Mesures drastiques après le retrait du budget 2024-2025
Sans instaurer de nouvelles taxes, le président a déclaré que l’État devra faire des économies. Quarante-sept entreprises publiques aux fonctions redondantes seront dissoutes et leurs employés seront transférés aux ministères. Le nombre de conseillers du gouvernement sera réduit de 50% avec effet immédiat, les lignes budgétaires pour les bureaux des femmes du président, du vice-président et du premier secrétaire de cabinet disparaîtront également.
De plus, les fonds pour le budget confidentiel de plusieurs bureaux exécutifs, y compris celui du président, ont été retirés. Le budget pour les rénovations au sein du gouvernement a été diminué de moitié. Les fonctionnaires âgés de plus de 60 ans devront prendre leur retraite sans possibilité de prolongation. Par ailleurs, l’achat de nouveaux véhicules par le gouvernement est suspendu pour les 12 prochains mois, et tous les voyages de l’État jugés non essentiels sont suspendus.
Bilan provisoire des manifestations
Les manifestations des quinze derniers jours contre la loi de finances 2024-2025 représente un manque à gagner de 346 millions de shillings, soit environ 2,5 millions d’euros, pour le budget kenyan.
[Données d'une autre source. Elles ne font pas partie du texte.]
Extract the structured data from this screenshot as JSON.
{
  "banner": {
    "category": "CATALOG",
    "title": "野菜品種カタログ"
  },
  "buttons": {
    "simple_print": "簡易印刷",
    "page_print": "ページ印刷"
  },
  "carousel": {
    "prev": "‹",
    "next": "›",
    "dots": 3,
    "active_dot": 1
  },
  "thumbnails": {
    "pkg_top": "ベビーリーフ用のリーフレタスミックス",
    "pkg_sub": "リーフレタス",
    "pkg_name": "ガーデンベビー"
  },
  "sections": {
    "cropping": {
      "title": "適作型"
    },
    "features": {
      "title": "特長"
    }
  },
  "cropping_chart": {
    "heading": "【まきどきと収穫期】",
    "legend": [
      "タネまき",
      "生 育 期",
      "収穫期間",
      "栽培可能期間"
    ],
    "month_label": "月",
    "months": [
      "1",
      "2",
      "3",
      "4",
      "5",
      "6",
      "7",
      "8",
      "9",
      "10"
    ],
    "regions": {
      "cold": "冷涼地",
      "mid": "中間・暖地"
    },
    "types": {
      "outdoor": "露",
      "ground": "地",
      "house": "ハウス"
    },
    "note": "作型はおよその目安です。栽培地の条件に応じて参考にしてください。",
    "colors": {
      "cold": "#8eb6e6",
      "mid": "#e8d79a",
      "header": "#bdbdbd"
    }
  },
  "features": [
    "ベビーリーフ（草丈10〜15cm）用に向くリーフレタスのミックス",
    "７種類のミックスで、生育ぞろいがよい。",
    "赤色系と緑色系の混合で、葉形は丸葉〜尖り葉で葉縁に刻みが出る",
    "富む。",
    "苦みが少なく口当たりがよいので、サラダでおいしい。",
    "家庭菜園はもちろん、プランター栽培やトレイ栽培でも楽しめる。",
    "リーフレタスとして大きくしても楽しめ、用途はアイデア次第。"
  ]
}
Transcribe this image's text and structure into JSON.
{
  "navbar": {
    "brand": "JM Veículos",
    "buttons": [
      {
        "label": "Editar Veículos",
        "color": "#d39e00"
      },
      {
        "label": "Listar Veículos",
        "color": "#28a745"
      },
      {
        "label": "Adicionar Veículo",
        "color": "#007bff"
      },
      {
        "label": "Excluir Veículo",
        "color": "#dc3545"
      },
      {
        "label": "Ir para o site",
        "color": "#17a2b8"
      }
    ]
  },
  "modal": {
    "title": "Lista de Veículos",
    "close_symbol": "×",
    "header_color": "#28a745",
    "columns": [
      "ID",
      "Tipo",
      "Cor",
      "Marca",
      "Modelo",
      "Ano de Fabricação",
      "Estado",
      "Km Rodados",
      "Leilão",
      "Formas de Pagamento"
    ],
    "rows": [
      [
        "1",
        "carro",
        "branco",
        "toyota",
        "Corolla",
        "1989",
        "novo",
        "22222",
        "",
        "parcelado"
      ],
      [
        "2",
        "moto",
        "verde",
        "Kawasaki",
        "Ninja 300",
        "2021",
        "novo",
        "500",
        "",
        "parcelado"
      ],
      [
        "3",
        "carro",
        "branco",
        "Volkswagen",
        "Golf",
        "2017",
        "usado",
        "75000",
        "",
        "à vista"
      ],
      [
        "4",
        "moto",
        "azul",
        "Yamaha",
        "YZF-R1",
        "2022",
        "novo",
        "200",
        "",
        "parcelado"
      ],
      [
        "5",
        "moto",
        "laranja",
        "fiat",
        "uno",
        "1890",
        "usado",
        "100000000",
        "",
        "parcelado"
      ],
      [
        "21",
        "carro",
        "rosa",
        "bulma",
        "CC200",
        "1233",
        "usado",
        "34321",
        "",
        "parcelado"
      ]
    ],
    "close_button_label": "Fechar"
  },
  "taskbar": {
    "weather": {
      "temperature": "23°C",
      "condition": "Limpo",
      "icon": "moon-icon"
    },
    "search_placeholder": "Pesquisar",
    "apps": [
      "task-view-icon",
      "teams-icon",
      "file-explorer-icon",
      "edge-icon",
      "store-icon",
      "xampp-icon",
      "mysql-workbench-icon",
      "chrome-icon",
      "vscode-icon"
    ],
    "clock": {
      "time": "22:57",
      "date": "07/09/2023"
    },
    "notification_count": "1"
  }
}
Selon la Commission nationale des droits de l’homme du pays, les manifestations contre le projet de loi de finances ont fait jusqu’à présent 41 morts, 35 enlèvements et 746 arrestations.
Le président Kenyan, William Ruto, s’est excusé, vendredi 5 juillet, pour « l’arrogance et l’opulence » des législateurs et des ministres du parti au pouvoir et a promis de prendre des mesures contre les policiers « voyous » qui ont tiré sur des civils non armés lors des manifestations réprimées, contre la corruption, la pression fiscale et a demandé que la priorité soit accordée au peuple dans les dépenses nationales.